D-Bat baseball, softball facilities now open

D-Bat baseball, softball facilities now open
Beau Brand

Business partners Todd Currie and Eric Dahlgren grew up playing baseball together at Casady School, graduating in 1993. They lacked a place to practice outside of school, so Dahlgren’s parents bought an empty lot next to their house and built a batting cage.

“That’s what we practiced on,” Currie said inside his new venture, D-BAT Oklahoma City Academy, 801 NW 122nd St. “There was nothing like this.”

Now parents themselves, the friends wanted a place for their children to play. Currie, the Oklahoma general manager and vice president of operations for TierPoint, a St. Louis-based IT company, and Dahlgren, who founded Oklahoma City-based Quail Creek Petroleum Consulting LLC in 2006, built a 50,000-square-foot, multimillion-dollar baseball and softball shrine. It includes 14 indoor hitting and pitching tunnels, a full-sized major league indoor infield and a fully stocked pro shop.

It is the first of two forthcoming metro D-BAT franchises. They are scouting locations for a Moore location that could open in 2016.

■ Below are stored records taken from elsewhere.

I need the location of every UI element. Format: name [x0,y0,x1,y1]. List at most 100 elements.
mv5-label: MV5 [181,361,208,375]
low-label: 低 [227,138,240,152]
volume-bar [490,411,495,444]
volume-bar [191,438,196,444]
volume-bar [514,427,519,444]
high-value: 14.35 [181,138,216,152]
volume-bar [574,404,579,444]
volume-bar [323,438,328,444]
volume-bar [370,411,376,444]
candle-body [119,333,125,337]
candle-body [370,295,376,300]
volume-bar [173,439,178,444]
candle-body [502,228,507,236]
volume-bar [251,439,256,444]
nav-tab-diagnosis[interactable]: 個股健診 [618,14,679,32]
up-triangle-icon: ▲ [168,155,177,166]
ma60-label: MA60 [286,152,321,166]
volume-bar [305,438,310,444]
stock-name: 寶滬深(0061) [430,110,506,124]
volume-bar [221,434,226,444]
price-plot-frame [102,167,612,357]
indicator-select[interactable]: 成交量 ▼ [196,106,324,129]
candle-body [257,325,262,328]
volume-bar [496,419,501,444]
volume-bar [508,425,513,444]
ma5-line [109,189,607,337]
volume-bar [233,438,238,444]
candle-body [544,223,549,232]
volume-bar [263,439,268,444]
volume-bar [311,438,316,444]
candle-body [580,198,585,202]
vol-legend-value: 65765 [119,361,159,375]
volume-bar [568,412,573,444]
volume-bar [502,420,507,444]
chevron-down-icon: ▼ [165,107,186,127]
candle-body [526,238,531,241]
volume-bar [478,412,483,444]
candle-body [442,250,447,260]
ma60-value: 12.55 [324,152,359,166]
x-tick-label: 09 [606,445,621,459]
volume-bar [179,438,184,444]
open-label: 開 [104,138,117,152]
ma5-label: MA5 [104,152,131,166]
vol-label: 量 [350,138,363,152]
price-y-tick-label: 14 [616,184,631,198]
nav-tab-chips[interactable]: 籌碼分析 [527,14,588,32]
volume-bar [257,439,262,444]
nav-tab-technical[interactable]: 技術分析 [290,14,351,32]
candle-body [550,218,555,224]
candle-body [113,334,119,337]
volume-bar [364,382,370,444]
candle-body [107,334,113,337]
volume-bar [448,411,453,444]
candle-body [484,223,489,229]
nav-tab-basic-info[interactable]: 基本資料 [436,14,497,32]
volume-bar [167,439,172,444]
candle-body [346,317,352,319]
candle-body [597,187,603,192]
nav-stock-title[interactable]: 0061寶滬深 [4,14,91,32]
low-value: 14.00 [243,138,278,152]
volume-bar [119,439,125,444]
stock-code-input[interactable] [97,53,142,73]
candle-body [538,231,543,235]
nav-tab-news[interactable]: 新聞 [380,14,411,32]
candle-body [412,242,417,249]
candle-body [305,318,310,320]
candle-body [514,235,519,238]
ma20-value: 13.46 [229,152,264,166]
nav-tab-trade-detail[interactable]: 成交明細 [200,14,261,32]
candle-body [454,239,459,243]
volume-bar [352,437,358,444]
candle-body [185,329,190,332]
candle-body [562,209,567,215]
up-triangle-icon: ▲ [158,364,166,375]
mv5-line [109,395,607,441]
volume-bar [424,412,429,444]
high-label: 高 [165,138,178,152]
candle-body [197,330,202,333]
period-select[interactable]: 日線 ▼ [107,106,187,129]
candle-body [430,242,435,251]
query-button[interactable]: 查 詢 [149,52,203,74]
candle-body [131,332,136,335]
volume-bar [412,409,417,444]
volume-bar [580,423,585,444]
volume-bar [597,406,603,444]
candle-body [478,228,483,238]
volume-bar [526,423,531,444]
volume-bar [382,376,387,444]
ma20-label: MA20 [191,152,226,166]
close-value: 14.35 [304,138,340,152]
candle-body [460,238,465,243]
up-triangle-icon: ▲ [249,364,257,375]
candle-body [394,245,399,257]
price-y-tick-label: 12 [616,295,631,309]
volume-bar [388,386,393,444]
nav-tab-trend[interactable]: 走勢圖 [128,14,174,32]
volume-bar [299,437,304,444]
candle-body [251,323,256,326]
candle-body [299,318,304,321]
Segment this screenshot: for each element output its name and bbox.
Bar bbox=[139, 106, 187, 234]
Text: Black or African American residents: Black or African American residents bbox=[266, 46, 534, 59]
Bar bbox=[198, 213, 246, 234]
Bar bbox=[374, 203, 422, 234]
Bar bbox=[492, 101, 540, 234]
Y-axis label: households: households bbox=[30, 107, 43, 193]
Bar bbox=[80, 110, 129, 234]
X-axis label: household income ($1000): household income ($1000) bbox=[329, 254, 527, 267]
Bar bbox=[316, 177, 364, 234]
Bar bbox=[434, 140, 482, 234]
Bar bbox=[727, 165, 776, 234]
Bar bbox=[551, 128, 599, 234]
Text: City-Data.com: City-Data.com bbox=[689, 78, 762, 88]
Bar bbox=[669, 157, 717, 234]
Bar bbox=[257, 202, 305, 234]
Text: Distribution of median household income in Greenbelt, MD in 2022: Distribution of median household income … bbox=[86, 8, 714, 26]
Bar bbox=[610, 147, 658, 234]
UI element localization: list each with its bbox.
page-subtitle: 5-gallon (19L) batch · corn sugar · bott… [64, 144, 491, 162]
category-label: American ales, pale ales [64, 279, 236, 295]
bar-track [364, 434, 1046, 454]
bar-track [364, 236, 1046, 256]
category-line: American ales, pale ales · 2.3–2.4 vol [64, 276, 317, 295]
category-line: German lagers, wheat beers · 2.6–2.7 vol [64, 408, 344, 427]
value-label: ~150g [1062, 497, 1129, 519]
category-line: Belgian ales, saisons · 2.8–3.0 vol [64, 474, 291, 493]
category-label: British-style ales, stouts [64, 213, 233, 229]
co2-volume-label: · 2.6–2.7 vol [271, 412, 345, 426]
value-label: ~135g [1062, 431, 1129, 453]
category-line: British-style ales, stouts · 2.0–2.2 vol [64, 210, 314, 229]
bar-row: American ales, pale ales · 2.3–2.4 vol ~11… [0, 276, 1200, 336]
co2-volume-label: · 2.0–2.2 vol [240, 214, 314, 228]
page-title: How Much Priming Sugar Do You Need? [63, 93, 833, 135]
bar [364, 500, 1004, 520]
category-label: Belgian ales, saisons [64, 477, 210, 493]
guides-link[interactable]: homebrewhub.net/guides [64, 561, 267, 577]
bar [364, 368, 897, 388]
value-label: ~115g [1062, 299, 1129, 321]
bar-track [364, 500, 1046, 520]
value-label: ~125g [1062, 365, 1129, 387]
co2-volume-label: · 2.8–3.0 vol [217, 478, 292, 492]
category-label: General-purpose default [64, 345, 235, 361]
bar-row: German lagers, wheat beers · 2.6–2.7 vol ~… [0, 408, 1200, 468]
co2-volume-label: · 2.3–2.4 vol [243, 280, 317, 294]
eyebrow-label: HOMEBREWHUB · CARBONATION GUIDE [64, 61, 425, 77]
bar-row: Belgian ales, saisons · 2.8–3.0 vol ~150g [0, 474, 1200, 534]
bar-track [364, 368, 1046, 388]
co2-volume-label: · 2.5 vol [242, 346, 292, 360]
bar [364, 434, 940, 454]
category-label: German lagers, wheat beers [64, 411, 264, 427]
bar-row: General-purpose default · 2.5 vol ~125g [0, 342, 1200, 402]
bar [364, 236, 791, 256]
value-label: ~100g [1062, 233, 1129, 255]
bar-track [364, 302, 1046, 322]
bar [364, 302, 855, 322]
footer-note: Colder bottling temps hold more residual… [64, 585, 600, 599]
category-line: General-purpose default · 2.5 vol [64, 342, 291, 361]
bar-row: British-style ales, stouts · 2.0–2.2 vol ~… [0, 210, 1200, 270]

Founded in 1998, the first D-BAT location in Dallas had two employees, including former collegiate and professional baseball player Cade Griffis. Emphasizing well-lit, climate-controlled, pro-caliber facilities and player-centric individual instruction, D-BAT began franchising in 2008 and has grown to 23 locations across the country.

Currie and Dahlgren signed with D-BAT in late 2012, attracted by its nontraditional business model, including franchise fees on memberships only and multiple revenue streams.

“We really liked the people and their model,” Currie said.

Open to the public, D-BAT Oklahoma City Academy offers camps, clinics, private lessons and memberships. To create a truer hitting experience, D-BAT uses real baseballs and softballs and pitching machines that simulate real pitch movement. D-BAT’s HitTrax baseball simulator provides real-time metrics to analyze a hitter’s tendencies, and batters can hit in classic major league stadiums. Pitchers can also throw simulated games on HitTrax.

The 23,000-square-foot indoor infield can be used for practices and youth games, and Currie said D-BAT is organizing youth tournaments and adult whiffle ball and kickball leagues. The venue also has meeting space, a birthday party room and a lounge. The pro shop offers D-BAT brand equipment.

“Our bread and butter is really that 6- to 14-year-old player who’s trying to get to that level to try to make his high school team,” Currie said.

The facility is located next to D-BAT SportsPlex, which offers 12 fields for league play and tournaments. The complex operated under several owners until Currie and Dahlgren bought it in 2014. They reopened it last year and are making improvements, including updating new scoreboards, lighting, dugouts, concessions and shaded spectator areas.

The 80-acre property sits on land owned by Oklahoma Commissioners of the Land Office (CLO), which manages public land to benefit the state’s public education system, said Jessica Willis, CLO spokeswoman.

The property, which is under a 55-year commercial lease, is part of about 750,000 surface acres across the state under CLO management. Created under the federal Oklahoma Organic Act of 1890, the office predates statehood, Willis said.


Print headline: Batter up, National brand D-BAT has arrived, opening its first of two metro baseball and softball training facilities.